As we get near the end of the year, it seems appropriate to start looking at a macro view of the US economy to see just exactly where we are in the recovery. Today I'll start by looking at the consumer. I'll also be looking at the manufacturing and service sectors along with employment, gross domestic investment and the export/import balance. There are two purposes to this overview. The first is to simply take a year end appraisal of the overall economy. The second is to demonstrate that the overall economy is actually in pretty good shape despite the continued negative spin we're continuing to hear from a variety of commentators. So, let's start with the consumer. All of the figures below are in real (inflation-adjusted) terms.
Real PCEs are now above their peak from the previous recession.
Real service expenditures (which account for about 65% of PCEs) dropped during the recession, but are now right at their previous highs from the previous expansion.
Real non-durable PCEs (which account for 22.18% of PCEs) are now at levels above previous highs. Also note they have bounced back strongly from their lows.

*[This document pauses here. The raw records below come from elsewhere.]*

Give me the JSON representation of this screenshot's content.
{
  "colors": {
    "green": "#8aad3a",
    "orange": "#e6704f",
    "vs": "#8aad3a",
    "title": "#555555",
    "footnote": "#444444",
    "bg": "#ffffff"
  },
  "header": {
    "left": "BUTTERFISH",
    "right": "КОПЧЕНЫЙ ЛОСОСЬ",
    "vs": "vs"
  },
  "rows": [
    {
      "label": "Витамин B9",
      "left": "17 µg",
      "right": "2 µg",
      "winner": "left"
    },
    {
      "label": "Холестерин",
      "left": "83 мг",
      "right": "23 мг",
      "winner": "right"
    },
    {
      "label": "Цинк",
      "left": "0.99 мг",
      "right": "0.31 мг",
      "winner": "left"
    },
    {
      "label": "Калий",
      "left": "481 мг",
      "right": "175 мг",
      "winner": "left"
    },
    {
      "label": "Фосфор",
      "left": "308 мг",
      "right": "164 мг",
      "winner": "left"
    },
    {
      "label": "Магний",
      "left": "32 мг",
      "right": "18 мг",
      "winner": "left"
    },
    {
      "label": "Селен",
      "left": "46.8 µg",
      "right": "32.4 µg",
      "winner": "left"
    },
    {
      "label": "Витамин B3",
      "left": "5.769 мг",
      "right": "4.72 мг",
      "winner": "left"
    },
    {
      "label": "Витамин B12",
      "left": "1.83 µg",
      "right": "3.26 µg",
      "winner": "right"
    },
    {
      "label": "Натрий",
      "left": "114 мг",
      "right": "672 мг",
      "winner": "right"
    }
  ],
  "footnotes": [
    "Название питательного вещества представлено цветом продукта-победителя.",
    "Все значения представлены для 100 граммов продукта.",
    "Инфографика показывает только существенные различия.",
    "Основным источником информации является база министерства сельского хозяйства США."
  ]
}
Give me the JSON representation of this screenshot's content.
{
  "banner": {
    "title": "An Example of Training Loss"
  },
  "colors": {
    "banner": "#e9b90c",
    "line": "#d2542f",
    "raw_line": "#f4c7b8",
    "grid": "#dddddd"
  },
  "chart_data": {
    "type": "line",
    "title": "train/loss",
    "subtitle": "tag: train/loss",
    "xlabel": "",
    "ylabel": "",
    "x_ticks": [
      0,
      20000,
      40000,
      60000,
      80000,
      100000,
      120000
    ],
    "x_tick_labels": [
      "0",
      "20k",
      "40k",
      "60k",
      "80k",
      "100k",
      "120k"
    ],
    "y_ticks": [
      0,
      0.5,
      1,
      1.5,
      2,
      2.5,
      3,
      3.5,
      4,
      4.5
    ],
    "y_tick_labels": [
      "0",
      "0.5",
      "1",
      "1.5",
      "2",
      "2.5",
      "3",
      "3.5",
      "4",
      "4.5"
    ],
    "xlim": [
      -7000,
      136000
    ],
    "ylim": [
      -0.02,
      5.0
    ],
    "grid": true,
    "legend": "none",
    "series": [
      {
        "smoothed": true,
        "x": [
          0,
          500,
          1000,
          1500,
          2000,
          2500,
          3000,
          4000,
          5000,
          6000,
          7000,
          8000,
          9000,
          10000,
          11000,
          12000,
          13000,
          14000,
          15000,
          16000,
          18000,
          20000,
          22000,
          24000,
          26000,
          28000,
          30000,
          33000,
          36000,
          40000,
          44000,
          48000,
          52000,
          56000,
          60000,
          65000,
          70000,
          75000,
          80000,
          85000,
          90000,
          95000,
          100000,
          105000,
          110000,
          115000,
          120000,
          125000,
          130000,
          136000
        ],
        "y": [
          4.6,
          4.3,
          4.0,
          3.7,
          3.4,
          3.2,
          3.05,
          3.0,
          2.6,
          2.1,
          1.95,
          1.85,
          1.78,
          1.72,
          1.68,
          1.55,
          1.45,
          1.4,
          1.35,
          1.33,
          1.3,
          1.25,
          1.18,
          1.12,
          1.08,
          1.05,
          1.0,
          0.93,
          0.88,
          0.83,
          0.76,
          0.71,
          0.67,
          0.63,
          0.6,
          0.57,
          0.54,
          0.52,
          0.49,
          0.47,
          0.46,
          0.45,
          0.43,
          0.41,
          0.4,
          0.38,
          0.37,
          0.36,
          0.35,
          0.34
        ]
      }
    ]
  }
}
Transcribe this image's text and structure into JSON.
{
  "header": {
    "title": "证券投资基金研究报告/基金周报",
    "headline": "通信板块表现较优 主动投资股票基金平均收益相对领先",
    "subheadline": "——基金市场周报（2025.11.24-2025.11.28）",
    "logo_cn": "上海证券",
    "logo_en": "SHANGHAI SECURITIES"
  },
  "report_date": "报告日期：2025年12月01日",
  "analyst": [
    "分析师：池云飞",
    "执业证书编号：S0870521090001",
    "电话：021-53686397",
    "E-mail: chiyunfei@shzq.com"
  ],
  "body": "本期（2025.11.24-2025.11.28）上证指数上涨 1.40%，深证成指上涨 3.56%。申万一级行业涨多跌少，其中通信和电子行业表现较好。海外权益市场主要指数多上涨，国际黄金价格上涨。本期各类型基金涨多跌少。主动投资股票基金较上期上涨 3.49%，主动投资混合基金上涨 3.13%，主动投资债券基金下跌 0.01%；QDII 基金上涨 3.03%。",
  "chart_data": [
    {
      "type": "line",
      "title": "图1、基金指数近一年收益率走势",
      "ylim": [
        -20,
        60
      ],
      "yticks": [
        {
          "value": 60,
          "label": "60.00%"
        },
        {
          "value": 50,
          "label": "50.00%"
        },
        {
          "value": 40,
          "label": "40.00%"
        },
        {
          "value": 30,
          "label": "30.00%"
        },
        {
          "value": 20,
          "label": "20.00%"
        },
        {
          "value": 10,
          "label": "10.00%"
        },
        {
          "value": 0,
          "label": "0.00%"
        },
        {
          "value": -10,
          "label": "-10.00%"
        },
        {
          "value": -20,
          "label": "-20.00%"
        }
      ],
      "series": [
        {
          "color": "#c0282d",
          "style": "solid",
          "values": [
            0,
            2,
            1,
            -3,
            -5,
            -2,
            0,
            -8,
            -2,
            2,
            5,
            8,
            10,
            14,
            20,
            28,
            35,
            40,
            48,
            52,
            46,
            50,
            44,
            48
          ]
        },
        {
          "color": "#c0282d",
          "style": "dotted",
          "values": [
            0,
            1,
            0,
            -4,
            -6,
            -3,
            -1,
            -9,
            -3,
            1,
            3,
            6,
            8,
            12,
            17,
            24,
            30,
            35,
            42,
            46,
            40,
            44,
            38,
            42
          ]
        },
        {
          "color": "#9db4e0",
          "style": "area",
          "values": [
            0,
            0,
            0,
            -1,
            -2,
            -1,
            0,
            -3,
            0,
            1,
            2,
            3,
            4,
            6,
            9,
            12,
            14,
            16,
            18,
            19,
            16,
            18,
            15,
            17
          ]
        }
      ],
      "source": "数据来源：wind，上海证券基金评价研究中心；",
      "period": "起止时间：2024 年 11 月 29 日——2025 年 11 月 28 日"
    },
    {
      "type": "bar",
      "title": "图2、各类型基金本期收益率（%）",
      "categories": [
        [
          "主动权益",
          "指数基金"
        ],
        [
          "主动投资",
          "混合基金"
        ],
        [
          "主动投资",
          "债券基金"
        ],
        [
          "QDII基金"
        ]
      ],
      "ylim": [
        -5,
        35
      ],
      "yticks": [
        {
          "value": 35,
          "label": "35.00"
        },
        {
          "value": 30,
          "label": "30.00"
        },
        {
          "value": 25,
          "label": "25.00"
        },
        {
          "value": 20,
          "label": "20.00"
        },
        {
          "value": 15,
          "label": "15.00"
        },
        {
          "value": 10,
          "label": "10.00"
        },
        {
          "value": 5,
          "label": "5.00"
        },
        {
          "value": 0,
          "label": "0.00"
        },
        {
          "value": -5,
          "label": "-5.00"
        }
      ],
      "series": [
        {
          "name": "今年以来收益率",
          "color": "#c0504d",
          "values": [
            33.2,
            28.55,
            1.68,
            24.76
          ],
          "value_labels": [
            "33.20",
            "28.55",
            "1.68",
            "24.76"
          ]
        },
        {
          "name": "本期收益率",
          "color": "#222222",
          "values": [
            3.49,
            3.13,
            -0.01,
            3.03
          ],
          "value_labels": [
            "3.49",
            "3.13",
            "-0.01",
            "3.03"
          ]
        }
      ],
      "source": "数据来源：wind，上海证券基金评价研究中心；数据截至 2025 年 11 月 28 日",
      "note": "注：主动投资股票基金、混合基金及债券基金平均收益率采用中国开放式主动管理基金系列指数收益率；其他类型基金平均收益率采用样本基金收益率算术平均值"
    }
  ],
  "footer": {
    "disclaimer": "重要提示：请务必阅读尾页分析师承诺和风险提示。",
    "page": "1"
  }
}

Real durable goods (which account for 12.61% of PCEs) are now approaching their highs from the previous expansion.
Let's look at this data from another perspective: real retail sales:
As this chart shows, real retail sales have also been increasing at a strong rate. Let's compare this expansions recovery rate to other recoveries:
At the end of the 1990s to after the beginning of the previous expansion, real retail sales moved sideways. They started to increase about a year or so into the last expansion. Notice that in this situation, real retail sales dropped to the level of the last recession, but have bounced back faster.
Simply put, the numbers indicate the consumer is bouncing back. PCEs are near peaks seen from the previous expansion. Real retail sales are mirroring fairly closely their performance from the previous expansion as well.